In Air Courier Conference of America v. American Postal Workers Union, 498 U.S. 517, 526, 111 S.Ct. 913, 919, 112 L.Ed.2d 1125 (1991), unions representing postal workers challenged a Postal Service regulation that suspended the postal monopoly to permit "international remailing," the practice of "bypassing the Postal Service and using private courier systems to deposit with foreign postal systems letters destined for foreign addresses." Id. at 520, 111 S.Ct. at 915-916. The Court of Appeals for the District of Columbia Circuit had found standing because the PRA, the statute also at issue in this case, provided protections for workers while recodifying the Private Express Statutes ("PES"), which governed the postal monopoly over mail delivery.
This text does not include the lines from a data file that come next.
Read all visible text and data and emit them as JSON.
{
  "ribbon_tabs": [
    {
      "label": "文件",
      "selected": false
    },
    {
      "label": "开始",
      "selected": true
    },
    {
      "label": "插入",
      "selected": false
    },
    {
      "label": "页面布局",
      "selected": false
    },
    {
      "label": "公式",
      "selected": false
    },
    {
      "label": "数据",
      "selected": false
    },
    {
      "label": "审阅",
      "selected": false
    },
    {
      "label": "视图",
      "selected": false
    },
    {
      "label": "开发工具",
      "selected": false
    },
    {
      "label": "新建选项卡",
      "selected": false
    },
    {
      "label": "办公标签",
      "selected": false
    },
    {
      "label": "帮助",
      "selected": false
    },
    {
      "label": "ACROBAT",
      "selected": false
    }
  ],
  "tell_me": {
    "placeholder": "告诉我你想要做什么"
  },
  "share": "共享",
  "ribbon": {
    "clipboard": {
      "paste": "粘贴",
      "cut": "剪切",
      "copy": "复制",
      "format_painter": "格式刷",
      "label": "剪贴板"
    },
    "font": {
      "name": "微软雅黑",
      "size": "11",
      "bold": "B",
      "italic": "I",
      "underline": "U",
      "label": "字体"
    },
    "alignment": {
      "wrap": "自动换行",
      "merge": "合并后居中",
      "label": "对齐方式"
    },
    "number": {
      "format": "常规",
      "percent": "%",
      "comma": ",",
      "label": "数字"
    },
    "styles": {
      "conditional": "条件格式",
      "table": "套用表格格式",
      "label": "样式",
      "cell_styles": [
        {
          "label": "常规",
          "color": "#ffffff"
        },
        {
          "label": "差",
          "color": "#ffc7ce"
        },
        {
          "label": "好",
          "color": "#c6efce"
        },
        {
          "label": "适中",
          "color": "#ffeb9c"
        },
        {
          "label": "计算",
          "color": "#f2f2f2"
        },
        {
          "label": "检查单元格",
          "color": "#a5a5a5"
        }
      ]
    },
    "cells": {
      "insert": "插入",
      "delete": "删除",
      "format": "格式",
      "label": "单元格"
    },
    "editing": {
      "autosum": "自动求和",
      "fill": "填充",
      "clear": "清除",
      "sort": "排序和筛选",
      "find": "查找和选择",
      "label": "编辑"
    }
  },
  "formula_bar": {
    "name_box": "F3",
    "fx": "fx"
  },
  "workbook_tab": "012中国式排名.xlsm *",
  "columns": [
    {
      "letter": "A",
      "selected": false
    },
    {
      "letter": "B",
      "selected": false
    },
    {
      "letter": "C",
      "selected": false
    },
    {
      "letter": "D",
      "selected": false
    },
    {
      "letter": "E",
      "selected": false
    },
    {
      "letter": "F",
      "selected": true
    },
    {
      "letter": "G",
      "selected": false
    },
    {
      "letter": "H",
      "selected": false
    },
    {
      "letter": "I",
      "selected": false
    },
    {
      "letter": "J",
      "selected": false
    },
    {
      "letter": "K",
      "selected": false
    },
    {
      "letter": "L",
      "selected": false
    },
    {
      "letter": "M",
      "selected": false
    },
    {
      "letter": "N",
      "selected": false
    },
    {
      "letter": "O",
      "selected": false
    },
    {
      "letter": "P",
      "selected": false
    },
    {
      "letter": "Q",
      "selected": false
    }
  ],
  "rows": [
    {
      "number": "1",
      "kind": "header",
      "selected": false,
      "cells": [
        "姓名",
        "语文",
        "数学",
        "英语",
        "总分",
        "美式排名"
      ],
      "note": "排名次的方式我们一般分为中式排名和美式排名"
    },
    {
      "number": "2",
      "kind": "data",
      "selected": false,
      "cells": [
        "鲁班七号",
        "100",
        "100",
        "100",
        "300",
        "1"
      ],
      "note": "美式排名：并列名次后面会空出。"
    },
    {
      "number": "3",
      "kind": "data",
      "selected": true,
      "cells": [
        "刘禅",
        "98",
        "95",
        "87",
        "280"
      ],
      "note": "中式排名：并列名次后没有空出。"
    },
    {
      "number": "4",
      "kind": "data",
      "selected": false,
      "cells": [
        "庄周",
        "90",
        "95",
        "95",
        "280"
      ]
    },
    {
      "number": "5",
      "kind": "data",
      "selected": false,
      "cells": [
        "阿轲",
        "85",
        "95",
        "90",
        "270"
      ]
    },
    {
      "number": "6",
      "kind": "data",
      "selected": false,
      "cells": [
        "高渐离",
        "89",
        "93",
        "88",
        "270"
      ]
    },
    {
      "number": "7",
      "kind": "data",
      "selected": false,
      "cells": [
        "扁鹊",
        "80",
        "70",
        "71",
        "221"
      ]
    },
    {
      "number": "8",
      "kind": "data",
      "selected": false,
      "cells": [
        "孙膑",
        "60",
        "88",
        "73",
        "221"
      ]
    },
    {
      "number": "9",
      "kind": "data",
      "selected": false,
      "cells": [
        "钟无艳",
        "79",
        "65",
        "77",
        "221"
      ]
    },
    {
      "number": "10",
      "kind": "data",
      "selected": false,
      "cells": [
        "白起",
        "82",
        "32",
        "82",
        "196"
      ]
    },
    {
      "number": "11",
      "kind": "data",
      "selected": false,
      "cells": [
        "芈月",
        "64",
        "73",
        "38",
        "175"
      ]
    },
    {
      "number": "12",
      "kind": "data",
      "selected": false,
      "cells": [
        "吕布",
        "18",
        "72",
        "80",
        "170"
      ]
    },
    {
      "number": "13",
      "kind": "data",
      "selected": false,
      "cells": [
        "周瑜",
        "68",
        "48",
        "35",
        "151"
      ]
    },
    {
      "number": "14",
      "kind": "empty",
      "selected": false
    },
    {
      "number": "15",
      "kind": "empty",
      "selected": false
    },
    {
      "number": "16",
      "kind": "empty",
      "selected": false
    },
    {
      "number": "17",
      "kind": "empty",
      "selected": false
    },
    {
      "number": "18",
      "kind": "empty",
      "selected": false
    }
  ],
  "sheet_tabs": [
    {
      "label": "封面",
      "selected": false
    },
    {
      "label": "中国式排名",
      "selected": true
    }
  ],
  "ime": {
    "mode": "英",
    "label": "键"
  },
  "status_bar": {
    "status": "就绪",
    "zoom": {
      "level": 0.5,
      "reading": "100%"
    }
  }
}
Thus, the D.C. Circuit concluded, the employees' interests were within the "zone of interests" of the PRA. Id. at 521-22, 111 S.Ct. at 916-17. The Supreme Court reversed, holding that the Court of Appeals had erred in looking at the entire PRA in applying the "zone of interests" test. The Court stated: "The only relationship between the PES, upon which the Unions rely for their claim on the merits, and the labor-management provisions of the PRA, upon which the Unions rely for their standing, is that both were included in the general codification of postal statutes embraced in the PRA. The statutory provisions enacted and reenacted in the PRA are spread over some 65 pages in the United States Code and take up an entire title of that volume. We said in Lujan that "the relevant statute under the APA of course, is the statute whose violation is the gravamen of the complaint." To adopt the unions' contention would require us to hold that the "relevant statute" in this case is the PRA, with all of its various provisions united only by the fact that they deal with the Postal Service. But to accept this level of generality in defining the "relevant statute" could deprive the zone-of-interests test of virtually all meaning."